TIME MAGAZINE: ‘A Week In The Life Of … A Hospital’
The cover story of this week's Time Magazine is entitled, "A Week in the Life of ... A Hospital." The article and a long series of sidebars and vignettes look at how one hospital -- Duke University Medical Center -- is adapting to the new realities of managed care and reduced government health care spending. According to Time, academic hospitals nationwide "are trying to figure out how to marry progress with profits, how to come up with the money that will let them continue to lead the world in death-defying discoveries, without going bankrupt in the process." In the past, teaching hospitals made a practice of charging higher prices to private insurers and pouring that "profit into all the extremely unprofitable things they do: teach students, do research and treat the poor." But that financing scheme came undone, as "managed care companies and government cutbacks began shrinking those payments, and for-profit hospital chains started buying up community hospitals and competing for patients and revenues."
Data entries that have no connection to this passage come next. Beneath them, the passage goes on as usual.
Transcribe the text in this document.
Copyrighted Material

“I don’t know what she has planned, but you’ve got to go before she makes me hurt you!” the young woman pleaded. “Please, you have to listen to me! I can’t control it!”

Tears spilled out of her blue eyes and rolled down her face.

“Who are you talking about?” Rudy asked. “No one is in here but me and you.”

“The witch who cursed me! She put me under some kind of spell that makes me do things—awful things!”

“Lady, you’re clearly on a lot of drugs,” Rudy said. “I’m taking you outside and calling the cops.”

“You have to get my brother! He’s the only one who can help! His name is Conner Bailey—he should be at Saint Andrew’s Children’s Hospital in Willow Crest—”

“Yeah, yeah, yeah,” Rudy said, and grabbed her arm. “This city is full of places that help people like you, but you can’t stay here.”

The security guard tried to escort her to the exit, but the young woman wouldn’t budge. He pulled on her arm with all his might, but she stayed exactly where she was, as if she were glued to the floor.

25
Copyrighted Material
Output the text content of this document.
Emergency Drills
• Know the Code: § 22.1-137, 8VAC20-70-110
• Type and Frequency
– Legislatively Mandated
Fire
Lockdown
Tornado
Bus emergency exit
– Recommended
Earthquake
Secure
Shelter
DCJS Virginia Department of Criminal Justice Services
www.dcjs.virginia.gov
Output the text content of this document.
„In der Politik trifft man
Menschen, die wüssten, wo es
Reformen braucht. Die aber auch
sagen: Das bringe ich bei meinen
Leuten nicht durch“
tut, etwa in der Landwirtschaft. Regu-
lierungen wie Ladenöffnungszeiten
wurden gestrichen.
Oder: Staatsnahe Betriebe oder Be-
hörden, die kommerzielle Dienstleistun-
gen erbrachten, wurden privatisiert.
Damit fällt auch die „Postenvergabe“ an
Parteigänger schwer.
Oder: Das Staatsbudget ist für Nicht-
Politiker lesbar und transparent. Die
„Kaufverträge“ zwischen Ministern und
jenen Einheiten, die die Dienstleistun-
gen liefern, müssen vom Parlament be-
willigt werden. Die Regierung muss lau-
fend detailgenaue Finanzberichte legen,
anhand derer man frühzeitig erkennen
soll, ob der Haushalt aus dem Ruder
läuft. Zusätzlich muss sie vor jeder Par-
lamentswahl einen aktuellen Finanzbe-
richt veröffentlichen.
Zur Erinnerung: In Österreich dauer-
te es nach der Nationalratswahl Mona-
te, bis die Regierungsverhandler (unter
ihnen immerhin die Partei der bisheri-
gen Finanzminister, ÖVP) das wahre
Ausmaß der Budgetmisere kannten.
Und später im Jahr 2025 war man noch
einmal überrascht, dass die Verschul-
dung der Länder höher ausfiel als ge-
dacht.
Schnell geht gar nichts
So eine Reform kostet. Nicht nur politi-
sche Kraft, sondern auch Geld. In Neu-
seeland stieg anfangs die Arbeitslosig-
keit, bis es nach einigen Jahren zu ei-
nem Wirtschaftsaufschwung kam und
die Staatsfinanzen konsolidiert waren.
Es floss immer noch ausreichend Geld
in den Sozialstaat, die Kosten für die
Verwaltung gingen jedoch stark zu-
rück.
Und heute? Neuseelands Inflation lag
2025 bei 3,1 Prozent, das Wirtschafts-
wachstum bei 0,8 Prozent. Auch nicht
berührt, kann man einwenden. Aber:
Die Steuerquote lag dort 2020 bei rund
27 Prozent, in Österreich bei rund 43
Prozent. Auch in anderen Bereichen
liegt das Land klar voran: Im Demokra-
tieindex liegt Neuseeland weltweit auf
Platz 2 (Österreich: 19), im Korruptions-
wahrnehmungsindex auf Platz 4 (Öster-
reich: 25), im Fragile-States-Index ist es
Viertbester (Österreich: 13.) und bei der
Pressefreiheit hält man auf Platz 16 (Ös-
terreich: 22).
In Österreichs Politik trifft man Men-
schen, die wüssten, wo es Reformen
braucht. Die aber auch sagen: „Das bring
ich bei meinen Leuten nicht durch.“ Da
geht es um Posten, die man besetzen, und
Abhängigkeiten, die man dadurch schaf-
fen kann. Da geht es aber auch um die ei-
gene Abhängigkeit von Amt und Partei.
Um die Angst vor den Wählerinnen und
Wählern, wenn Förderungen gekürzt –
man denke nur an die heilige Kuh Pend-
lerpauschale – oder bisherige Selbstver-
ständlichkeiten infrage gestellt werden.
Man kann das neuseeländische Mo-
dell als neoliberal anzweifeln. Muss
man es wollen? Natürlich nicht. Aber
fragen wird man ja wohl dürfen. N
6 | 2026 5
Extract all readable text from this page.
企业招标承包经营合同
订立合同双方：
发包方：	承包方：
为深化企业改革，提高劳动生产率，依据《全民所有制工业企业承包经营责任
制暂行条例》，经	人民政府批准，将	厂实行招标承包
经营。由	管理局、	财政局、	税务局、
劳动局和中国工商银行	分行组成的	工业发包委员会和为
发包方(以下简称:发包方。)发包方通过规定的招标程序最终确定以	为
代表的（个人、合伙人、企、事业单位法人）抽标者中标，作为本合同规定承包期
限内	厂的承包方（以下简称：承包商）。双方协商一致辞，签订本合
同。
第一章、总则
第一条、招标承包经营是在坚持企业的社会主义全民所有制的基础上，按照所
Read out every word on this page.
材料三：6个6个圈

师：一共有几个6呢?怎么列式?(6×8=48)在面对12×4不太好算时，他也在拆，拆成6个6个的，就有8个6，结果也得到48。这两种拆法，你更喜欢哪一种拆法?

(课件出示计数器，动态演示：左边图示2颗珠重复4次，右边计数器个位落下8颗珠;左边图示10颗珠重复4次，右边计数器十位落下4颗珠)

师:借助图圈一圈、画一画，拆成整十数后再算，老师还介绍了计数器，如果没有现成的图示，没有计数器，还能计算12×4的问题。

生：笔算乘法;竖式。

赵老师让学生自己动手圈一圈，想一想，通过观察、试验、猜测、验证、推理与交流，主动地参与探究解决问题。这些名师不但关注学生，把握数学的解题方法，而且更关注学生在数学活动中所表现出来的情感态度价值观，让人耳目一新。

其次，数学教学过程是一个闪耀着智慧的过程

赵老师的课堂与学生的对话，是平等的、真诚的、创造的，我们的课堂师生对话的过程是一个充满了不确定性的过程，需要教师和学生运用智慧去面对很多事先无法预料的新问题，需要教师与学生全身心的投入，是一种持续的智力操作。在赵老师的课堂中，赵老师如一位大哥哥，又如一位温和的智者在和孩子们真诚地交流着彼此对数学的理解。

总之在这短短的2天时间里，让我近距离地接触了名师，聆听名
Duke University Medical Center leaders have embarked on a multi-faceted effort to keep the hospital financially healthy, but they are not overly optimistic. "If we were a business, we'd go under. We're not patient friendly. We're not market sensitive. We're profligate, wasteful and arrogant. We have to change. But that doesn't mean we have to sell our souls," said Duke CMO Peter Kussin. Duke "is buying up, merging or affiliating with doctors' practices, a community hospital, a hospice, a home-care agency and even its own managed care operation." According to Time, the "idea is to insure a steady stream of patients into the system; to build a network that ensures that no one stays in an expensive intensive-care-unit bed who could be moved down to the wards or even out to a skilled-nursing facility; to develop enough market clout to negotiate discounts with suppliers and insurers; and to place enough emphasis on preventive care and public education so diseases are caught early, before they require the kind of expensive care that has driven costs so high." Ralph Snyderman, chancellor of Duke Medical Center, said, "The best medicine will be cost-effective medicine. And we're betting the hospital on that." But Time notes that Duke's strategy may not pay off: "Only in theory does prevention save money, and there is an argument that the opposite is true. Everyone is going to die of something; helping people avoid heart attacks and strokes may well mean the patients will wind up with more chronic illnesses that cost more money to treat over the course of their lifetime" (10/12 issue).
Tough Time For Nonprofits
Yesterday's Dallas Morning News looked at how a growing number of north Texas independent, nonprofit hospitals are being forced to join larger health systems. The newspaper noted that "[j]ust five of nine local medical centers that stood independent in 1997 remain so. Three are now part of hospital systems, and the other has filed for bankruptcy." Consumers Union analyst Lisa McGiffert said, "The nature of our health care system right now makes it difficult for independent hospitals to hang out there on their own." Ernst & Young health care consultant Kenneth Bernstein said "stand-alone hospitals must stress what their businesses have to offer -- location, special services or new technologies." He added, "There's certainly room for some independent hospitals in markets like the [Dallas-Ft. Worth] metroplex, but it will continue to be a tougher and tougher row to hoe. These hospitals will always know their communities better and have to really take advantage of that" (Ornstein, 10/4).